Ob die Finanzierung der digitalen Bildungsinfrastruktur im ersten Halbjahr 2021 besser vorangekommen ist als zuvor, werden die neuesten Zahlen der Bundesregierung im August zeigen. Die abgerufenen Beträge werden dann vermutlich erneut gestiegen sein, aber ein Grundproblem des Digitalpakts wird weiter bestehen bleiben: das komplexe, mehrstufige Antragsverfahren. Damit verbunden ist eine zeitaufwendige Konzepterstellung auf Schul- und Trägerebene, wobei die unterschiedlichen Förderrichtlinien der Länder und die richtigen Fördertöpfe des Bundes berücksichtigt werden müssen. Letztlich gestaltet nämlich jedes Bundesland die Umsetzung der Bundeshilfen ein bisschen anders, genau wie die Zuständigkeiten zwischen dem Land und dem einzelnen Schulträger.
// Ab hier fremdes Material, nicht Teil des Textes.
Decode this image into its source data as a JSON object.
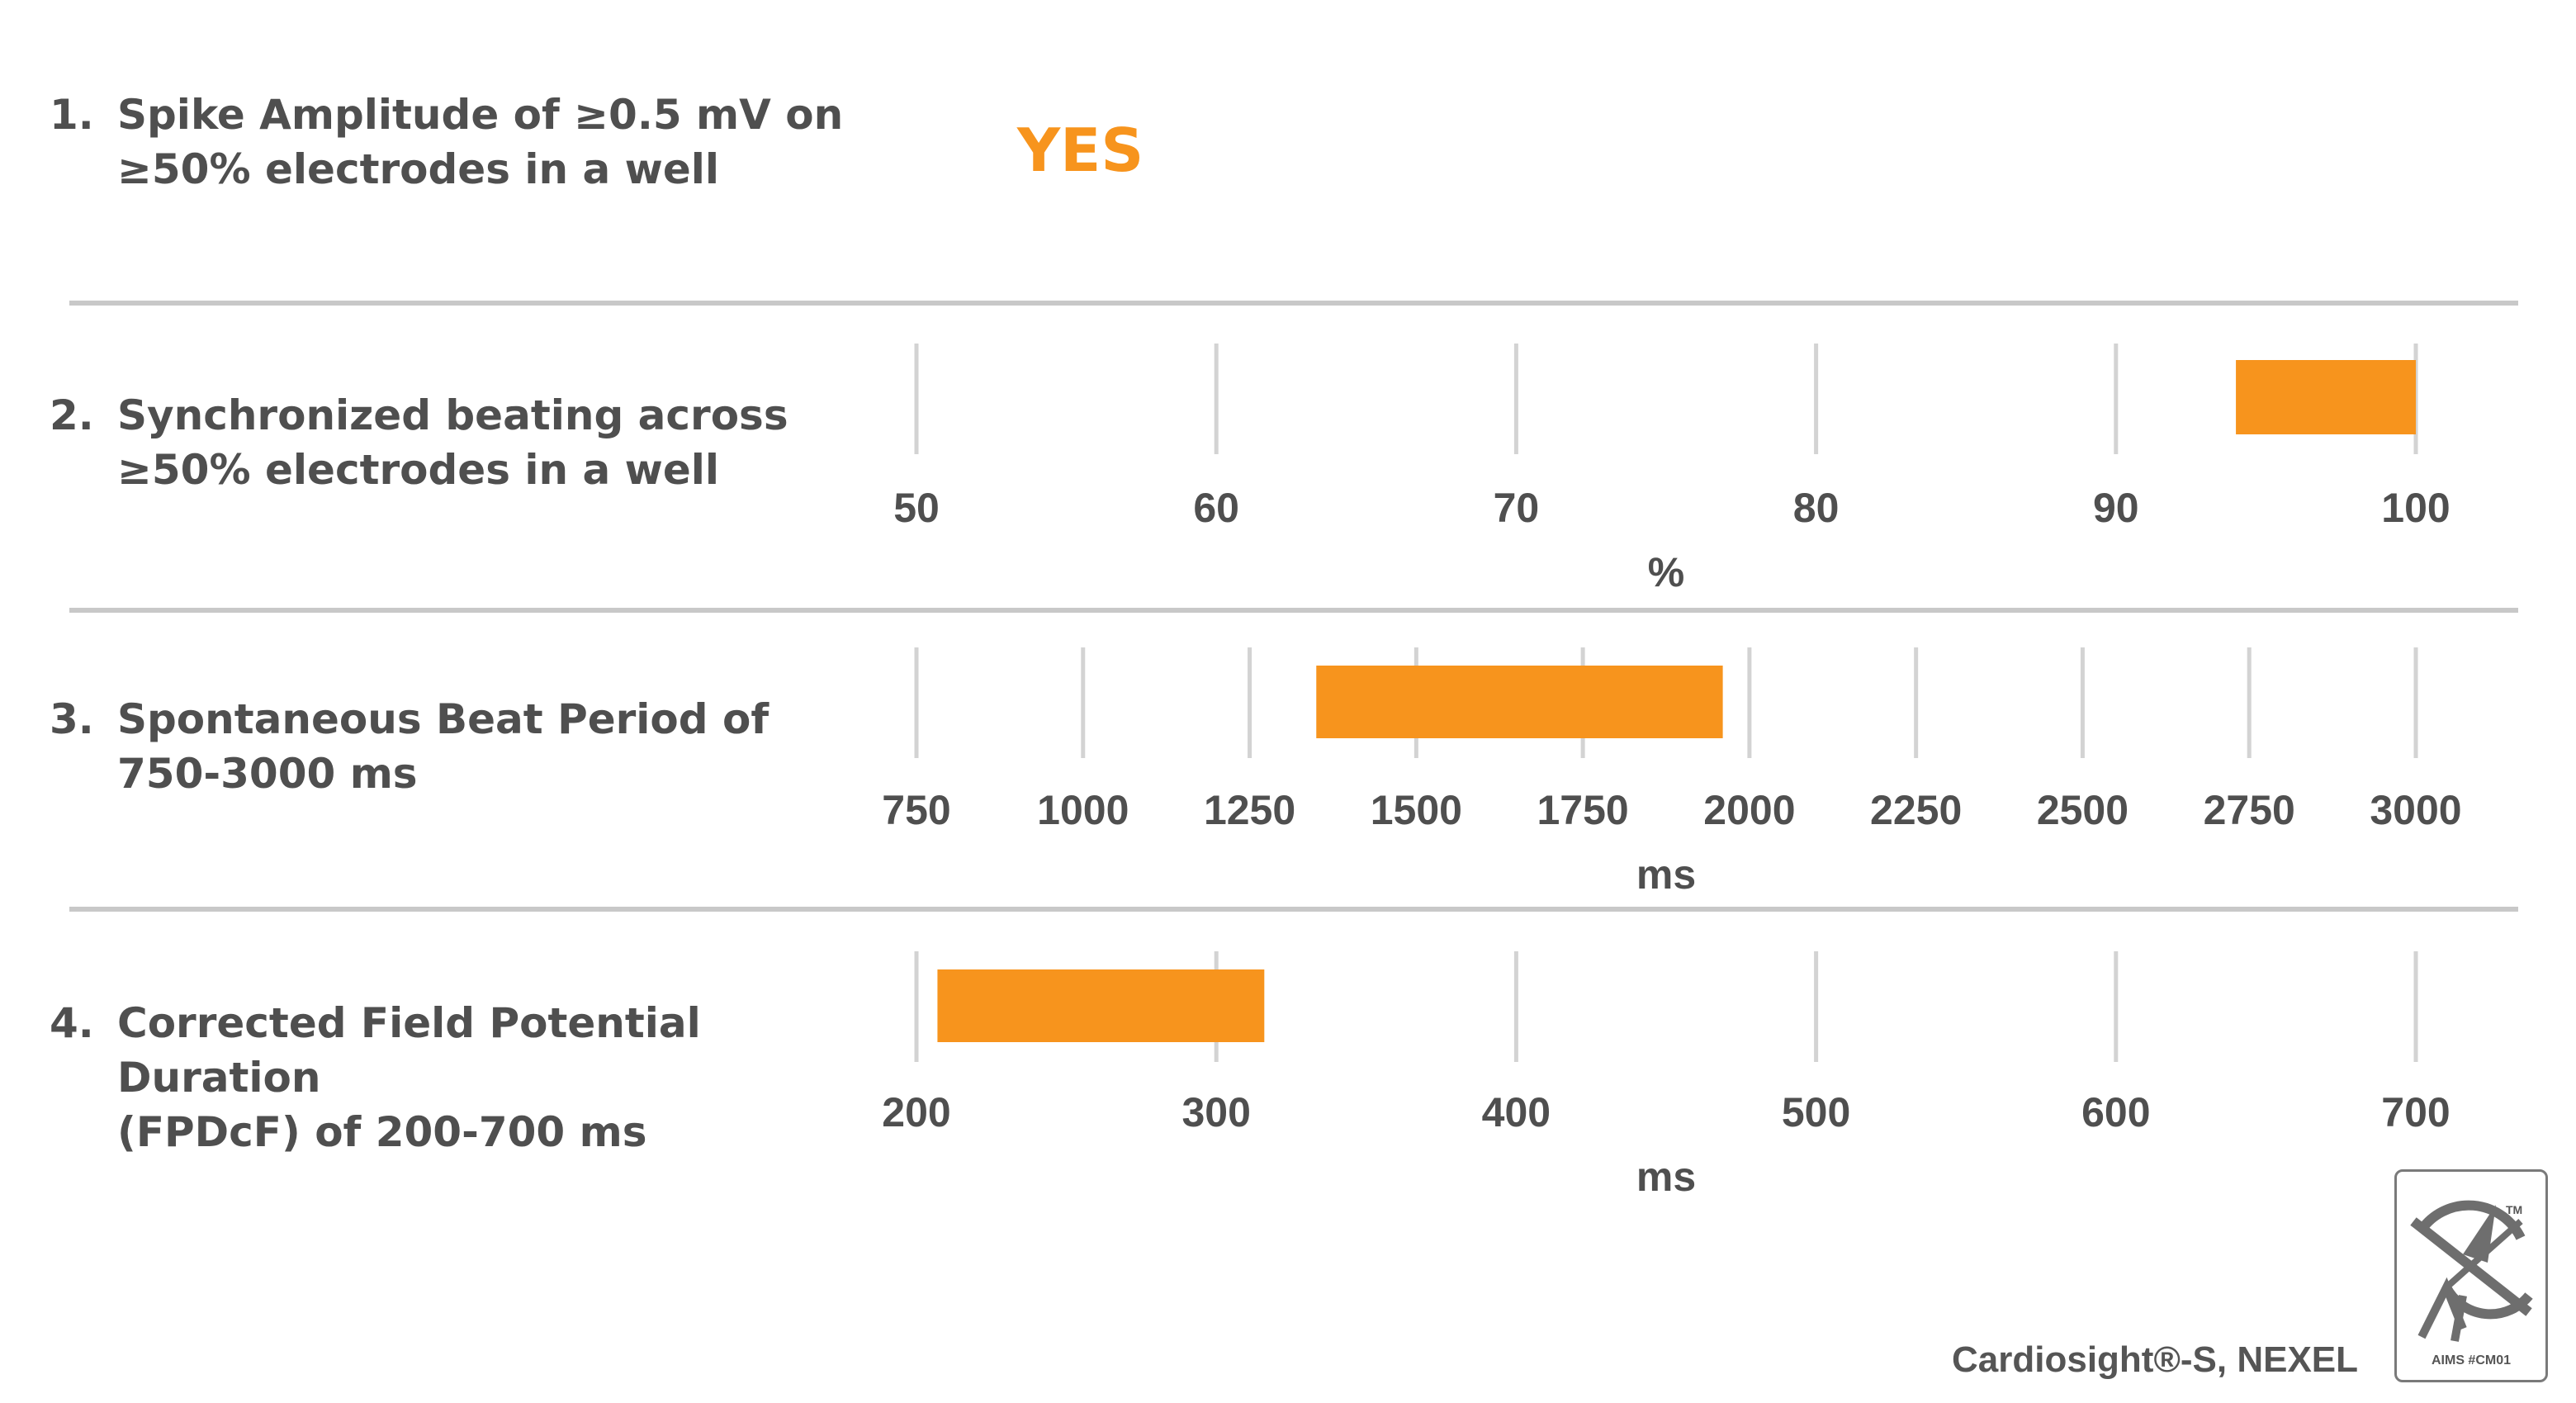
{
  "criteria": [
    {
      "num": "1.",
      "line1": "Spike Amplitude of ≥0.5 mV on",
      "line2": "≥50% electrodes in a well"
    },
    {
      "num": "2.",
      "line1": "Synchronized beating across",
      "line2": "≥50% electrodes in a well"
    },
    {
      "num": "3.",
      "line1": "Spontaneous Beat Period of",
      "line2": "750-3000 ms"
    },
    {
      "num": "4.",
      "line1": "Corrected Field Potential Duration",
      "line2": "(FPDcF) of 200-700 ms"
    }
  ],
  "result_1": "YES",
  "footer": "Cardiosight®-S, NEXEL",
  "logo": {
    "caption": "AIMS #CM01",
    "mark": "TM"
  },
  "colors": {
    "accent": "#f7941d",
    "text": "#4f4f4f",
    "grid": "#d3d3d3"
  },
  "chart_data": [
    {
      "type": "bar",
      "orientation": "horizontal-range",
      "ticks": [
        50,
        60,
        70,
        80,
        90,
        100
      ],
      "xlim": [
        50,
        100
      ],
      "xlabel": "%",
      "range": [
        94,
        100
      ],
      "grid": true
    },
    {
      "type": "bar",
      "orientation": "horizontal-range",
      "ticks": [
        750,
        1000,
        1250,
        1500,
        1750,
        2000,
        2250,
        2500,
        2750,
        3000
      ],
      "xlim": [
        750,
        3000
      ],
      "xlabel": "ms",
      "range": [
        1350,
        1960
      ],
      "grid": true
    },
    {
      "type": "bar",
      "orientation": "horizontal-range",
      "ticks": [
        200,
        300,
        400,
        500,
        600,
        700
      ],
      "xlim": [
        200,
        700
      ],
      "xlabel": "ms",
      "range": [
        207,
        316
      ],
      "grid": true
    }
  ]
}
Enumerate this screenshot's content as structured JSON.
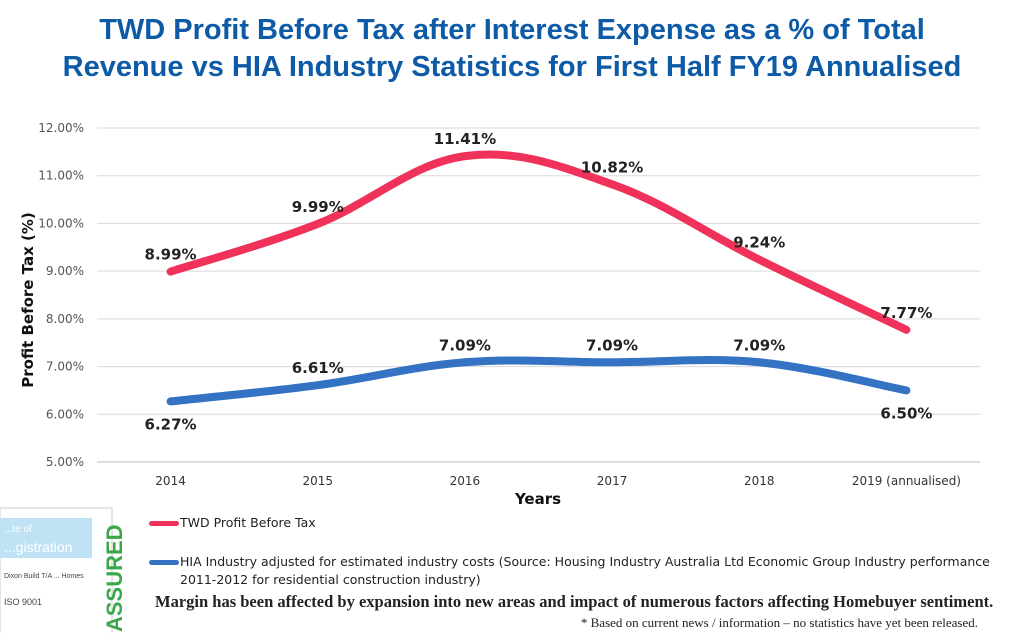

Darüber hinaus unterstützt der Bund aus verfassungsrechtlichen Gründen nur die Anschaffung der digitalen Infrastruktur. Die Folgefinanzierung, z.B. für den Support und die Wartung der angeschafften Geräte, verbleibt als Daueraufgabe dann jedoch bei den Schulen bzw. ihren Trägern. Diese werden sich deshalb genau überlegen, wieviel Digitalisierung sie sich in Form von Endgeräten, WLAN & Co. langfristig überhaupt leisten können und anschaffen wollen.

Was noch besser werden muss

Auch in einem weiteren Punkt beeinflussen die unterschiedlichen Zuständigkeiten im Bildungsföderalismus den zukünftigen Erfolg oder Misserfolg des digitalen Unterrichts: Denn während die Gelder des Bundes in erster Linie die digitale Ausstattung der Schulen sicherstellen sollen, sind die Länder für die entsprechende Lehrerbildung und Weiterbildung sowie für die Erstellung und Umsetzung medienpädagogischer Konzepte zuständig. Aber gerade auf letzteres kommt es neben der Infrastruktur besonders an, wie z.B. der Bildungsforscher Prof. Michael Kerres bereits vor einem Jahr deutlich machte:

„Einfach nur Geräte anzuschaffen und in Technik zu investieren, bringt am Ende nichts. Das hat man bereits gelernt, die stehen dann oft an den Schulen herum und kommen nicht richtig zum Einsatz. Das heißt, es ist wichtig, dass die Schulen ein pädagogisches Konzept erarbeiten: Was wollen sie mit dem Geld machen? Wie wollen sie mit digitalen Medien unterrichten? Allerdings gibt es in Deutschland eine verbreitete Skepsis gegenüber digitalem Lernen in der Schule. Es gibt viele Bedenken und keine große Offenheit dafür, digitale Medien zu erproben. Und das verlangsamt diesen Prozess.“

Seitdem ist an den Schulen aufgrund der Pandemie zwar vieles ausprobiert worden. Doch wie ein Gutachten des Wissenschaftlichen Beirats beim Bundeswirtschaftsministerium bereits im März festgestellt hat (wir berichteten hier im Blog), sind auch im Schuljahr 2020/21 gravierende Mängel bei der Digitalisierung im Bildungssystem offensichtlich geworden:

„Es mangelt derzeit nicht nur an einer geeigneten, sicheren und datenschutzkonformen digitalen Infrastruktur(schnelle Internetzugänge, Unterrichtsplattformen) und technischer Ausstattung, sondern auch an zielführenden Konzepten zur Verzahnung von Präsenz- und Distanzlernen und an einer Unterstützung der pädagogischen Lehrkräfte beim professionellen Einsatz digitaler Medien.“

Diese Mängelliste bleibt weiterhin aktuell und sollte von allen beteiligten Ebenen – Bund, Länder, Kommunen und Schulen – in den kommenden Monaten noch stärker angegangen werden. Damit es im nächsten Sommer nicht wieder heißt: Endlich Ferien! Aber was passiert bloß danach in der digitalen Bildung an den Schulen?